Experimental program
Comparison scheme
Effect test

Embodiment 1

[0044] 1-(6-aminopyridin-4-yl)-1H-imidazole-4-carbaldehyde (formula II A The preparation of the shown compound):

[0045] Dissolve 0.96g (10mmol) of 1H-imidazole-4-carbaldehyde in 20ml of DMF, add 1.30g (10mmol) of 4-amino-6-chloropyrimidine, 2.07g (15mmol) of potassium carbonate, and heat up to 100°C , Stir the reaction for 12h. Add an appropriate amount of water, extract with ethyl acetate, wash with saturated brine, dry over anhydrous sodium sulfate, then filter, evaporate the solvent under reduced pressure, and purify the residue by silica gel column chromatography, eluent: methanol: dichloromethane = 1: 30, to obtain 0.87g of white solid (formula II A shown compound), the yield was 46%.

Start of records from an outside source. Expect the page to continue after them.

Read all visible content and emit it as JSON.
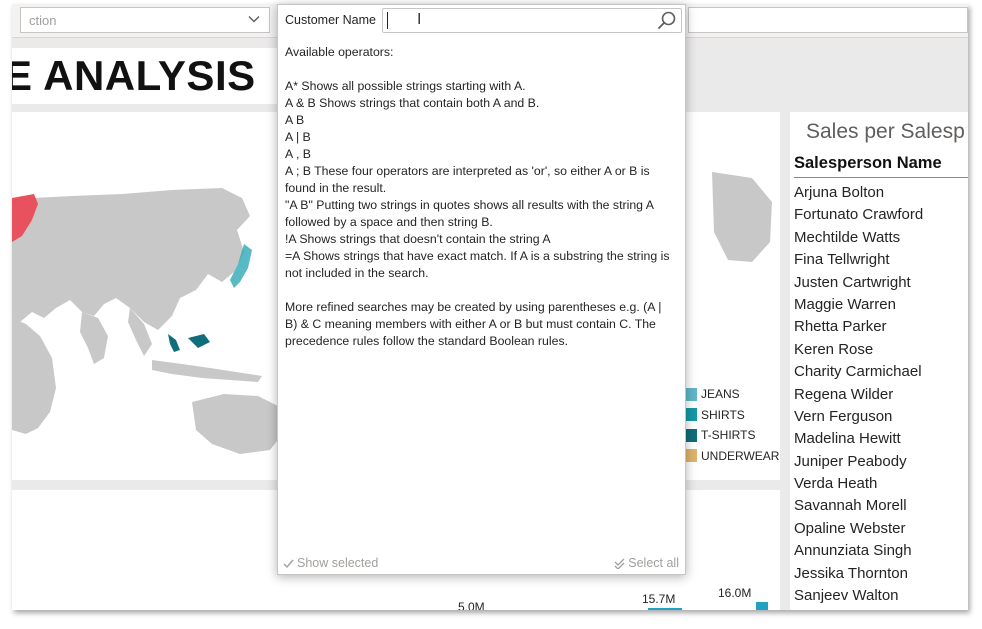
{
  "top_filter": {
    "left_text": "ction",
    "chevron_icon": "chevron-down-icon"
  },
  "page_title": "E ANALYSIS",
  "legend": [
    {
      "label": "JEANS",
      "color": "#5fb7c7"
    },
    {
      "label": "SHIRTS",
      "color": "#1498a8"
    },
    {
      "label": "T-SHIRTS",
      "color": "#0f6e7a"
    },
    {
      "label": "UNDERWEAR",
      "color": "#e0b36b"
    }
  ],
  "map": {
    "land_color": "#c8c8c8",
    "highlight_red": "#e8525f",
    "highlight_teal": "#1fa3b0"
  },
  "bottom_chart": {
    "labels": [
      "15.7M",
      "16.0M",
      "5.0M"
    ],
    "bar_color": "#23a1c1"
  },
  "sales": {
    "title": "Sales per Salesp",
    "header": "Salesperson Name",
    "names": [
      "Arjuna Bolton",
      "Fortunato Crawford",
      "Mechtilde Watts",
      "Fina Tellwright",
      "Justen Cartwright",
      "Maggie Warren",
      "Rhetta Parker",
      "Keren Rose",
      "Charity Carmichael",
      "Regena Wilder",
      "Vern Ferguson",
      "Madelina Hewitt",
      "Juniper Peabody",
      "Verda Heath",
      "Savannah Morell",
      "Opaline Webster",
      "Annunziata Singh",
      "Jessika Thornton",
      "Sanjeev Walton"
    ]
  },
  "popup": {
    "label": "Customer Name",
    "input_value": "",
    "search_icon": "search-icon",
    "help_lines": [
      "Available operators:",
      "",
      "A* Shows all possible strings starting with A.",
      "A & B Shows strings that contain both A and B.",
      "A B",
      "A | B",
      "A , B",
      "A ; B These four operators are interpreted as 'or', so either A or B is found in the result.",
      "\"A B\" Putting two strings in quotes shows all results with the string A followed by a space and then string B.",
      "!A Shows strings that doesn't contain the string A",
      "=A Shows strings that have exact match. If A is a substring the string is not included in the search.",
      "",
      "More refined searches may be created by using parentheses e.g. (A | B) & C meaning members with either A or B but must contain C. The precedence rules follow the standard Boolean rules."
    ],
    "show_selected": "Show selected",
    "select_all": "Select all"
  }
}
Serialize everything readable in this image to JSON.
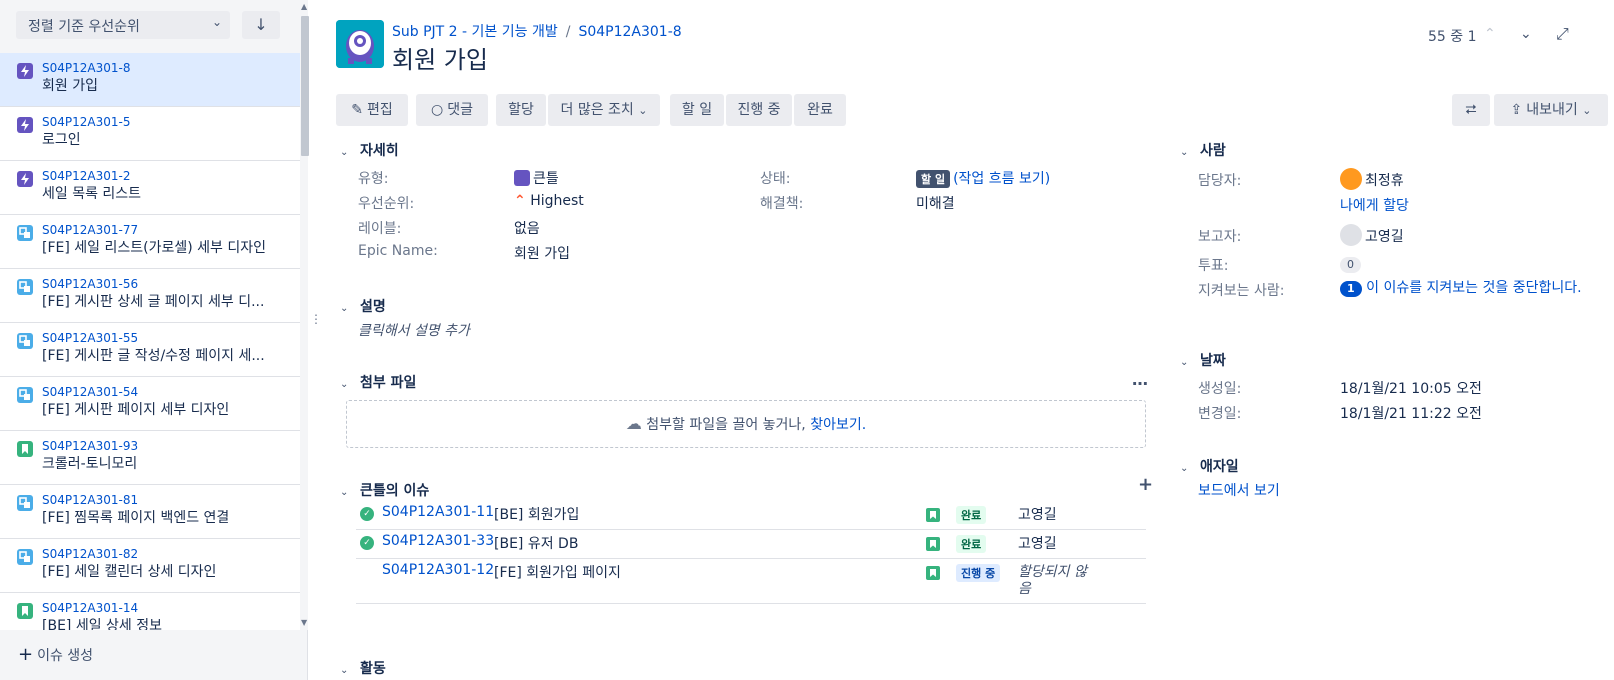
{
  "sidebar": {
    "sort_label": "정렬 기준 우선순위",
    "sort_dir_icon": "arrow-down-icon",
    "items": [
      {
        "key": "S04P12A301-8",
        "summary": "회원 가입",
        "type": "epic",
        "selected": true
      },
      {
        "key": "S04P12A301-5",
        "summary": "로그인",
        "type": "epic"
      },
      {
        "key": "S04P12A301-2",
        "summary": "세일 목록 리스트",
        "type": "epic"
      },
      {
        "key": "S04P12A301-77",
        "summary": "[FE] 세일 리스트(가로셀) 세부 디자인",
        "type": "subtask"
      },
      {
        "key": "S04P12A301-56",
        "summary": "[FE] 게시판 상세 글 페이지 세부 디...",
        "type": "subtask"
      },
      {
        "key": "S04P12A301-55",
        "summary": "[FE] 게시판 글 작성/수정 페이지 세...",
        "type": "subtask"
      },
      {
        "key": "S04P12A301-54",
        "summary": "[FE] 게시판 페이지 세부 디자인",
        "type": "subtask"
      },
      {
        "key": "S04P12A301-93",
        "summary": "크롤러-토니모리",
        "type": "story"
      },
      {
        "key": "S04P12A301-81",
        "summary": "[FE] 찜목록 페이지 백엔드 연결",
        "type": "subtask"
      },
      {
        "key": "S04P12A301-82",
        "summary": "[FE] 세일 캘린더 상세 디자인",
        "type": "subtask"
      },
      {
        "key": "S04P12A301-14",
        "summary": "[BE] 세일 상세 정보",
        "type": "story"
      }
    ],
    "create_label": "이슈 생성"
  },
  "header": {
    "project": "Sub PJT 2 - 기본 기능 개발",
    "issue_key": "S04P12A301-8",
    "title": "회원 가입",
    "pager": "55 중 1"
  },
  "toolbar": {
    "edit": "편집",
    "comment": "댓글",
    "assign": "할당",
    "more": "더 많은 조치",
    "todo": "할 일",
    "in_progress": "진행 중",
    "done": "완료",
    "export": "내보내기"
  },
  "details": {
    "heading": "자세히",
    "type_label": "유형:",
    "type_value": "큰틀",
    "priority_label": "우선순위:",
    "priority_value": "Highest",
    "labels_label": "레이블:",
    "labels_value": "없음",
    "epic_label": "Epic Name:",
    "epic_value": "회원 가입",
    "status_label": "상태:",
    "status_value": "할 일",
    "workflow_link": "(작업 흐름 보기)",
    "resolution_label": "해결책:",
    "resolution_value": "미해결"
  },
  "description": {
    "heading": "설명",
    "placeholder": "클릭해서 설명 추가"
  },
  "attachments": {
    "heading": "첨부 파일",
    "drop_text": "첨부할 파일을 끌어 놓거나,",
    "browse": "찾아보기."
  },
  "children": {
    "heading": "큰틀의 이슈",
    "rows": [
      {
        "key": "S04P12A301-11",
        "summary": "[BE] 회원가입",
        "status": "완료",
        "assignee": "고영길",
        "resolved": true
      },
      {
        "key": "S04P12A301-33",
        "summary": "[BE] 유저 DB",
        "status": "완료",
        "assignee": "고영길",
        "resolved": true
      },
      {
        "key": "S04P12A301-12",
        "summary": "[FE] 회원가입 페이지",
        "status": "진행 중",
        "assignee": "할당되지 않음",
        "resolved": false
      }
    ]
  },
  "activity": {
    "heading": "활동"
  },
  "people": {
    "heading": "사람",
    "assignee_label": "담당자:",
    "assignee_value": "최정휴",
    "assign_to_me": "나에게 할당",
    "reporter_label": "보고자:",
    "reporter_value": "고영길",
    "votes_label": "투표:",
    "votes_value": "0",
    "watchers_label": "지켜보는 사람:",
    "watchers_count": "1",
    "watchers_link": "이 이슈를 지켜보는 것을 중단합니다."
  },
  "dates": {
    "heading": "날짜",
    "created_label": "생성일:",
    "created_value": "18/1월/21 10:05 오전",
    "updated_label": "변경일:",
    "updated_value": "18/1월/21 11:22 오전"
  },
  "agile": {
    "heading": "애자일",
    "board_link": "보드에서 보기"
  }
}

[0046] 1 H NMR (400MHz, DMSO) δ9.83(s, 1H), 8.70(s, 1H), 8.64(s, 1H), 8.37(s, 1H), 7.35(s, 2H), 6.72(s, 1H) .

Embodiment 2

[0048] 2-(1-(6-aminopyridin-4-yl)-1H-imidazol-4-yl)ethan-1-alcohol (formula II B Compound shown in -1) preparation:

[0049]

[0050] 1.12g (10mmol) of 2-(1H-imidazol-4-yl)ethan-1-ol was dissolved in 20ml of DMF, and 1.30g (10mmol) of 4-amino-6-chloropyrimidine, 3.91g were added successively (12mmol) of cesium carbonate, heated to 140°C, and stirred for 12h. Add an appropriate amount of water, extract with ethyl acetate, wash with saturated brine, dry over anhydrous sodium sulfate, then filter, evaporate the solvent under reduced pressure, and purify the residue by silica gel column chromatography, eluent: methanol: dichloromethane = 1: 30, to obtain white solid 1.19g (formula II B -1 shown in the compound), the yield was 58%.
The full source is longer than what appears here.